Lunch A few minutes from the artsy lanes of Insadong lies the trendy SSamzie Space shopping centre, atop of which lies Oh Mok The (0082 2 739 3211). A favourite with the local business set, the restaurant specialises in bibimbap ($8, Dh30), a delicious mixture of vegetables, egg, rice, meat and chilli paste all cooked in a hot stone pot. If you want something cooler, order the mool naengmyun ($10 Dh37), which combines cold noodles and a beef stew with a spicy edge.

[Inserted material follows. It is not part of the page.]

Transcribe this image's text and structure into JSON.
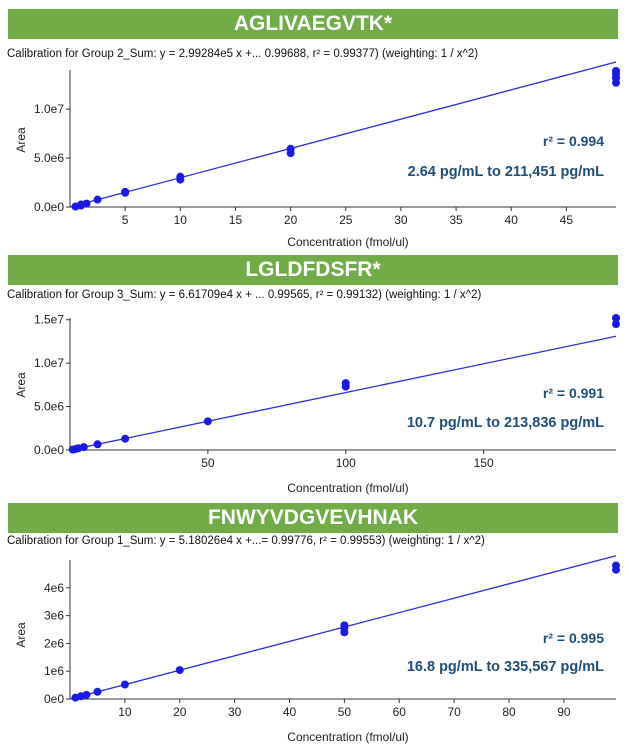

Dinner Seoul has tens of thousands of restaurants and choosing one can be a daunting task; most restaurants specialise in one dish so it's better to choose what you want to eat first. The most popular dish among Koreans is galbi, which is the Korean version of barbecue. Served with side dishes of soup, rice and lettuce (with which to wrap the meat in), the cuts of mostly beef are cooked in front of you on a hotplate. Many of these joints are rather spartan, but HwaRoGaln in Hongdae is a cut above, with a minimal wooden interior and sunken booths divided by chic chain mail. For something slightly different but equally traditional, try budaejigae, the Koreans' take on hot pot; it has its origins in post-war Korea where the locals would mix and match any food they could find and make it into a stew. Nolboo (www.nolboo.co.kr) has more than 400 branches across the country that specialise in the dish - with everything from tofu, sausage, noodles, kimchi and vegetables, it's a sure-fire belly filler.
Return flights on Emirates (www.emirates.com) from Dubai to Seoul cost from $1,644 (Dh6,000), including taxes.
The Koreans by Michael Breen is an amusing, accurate portrayal of South Korea at the start of the 21st century.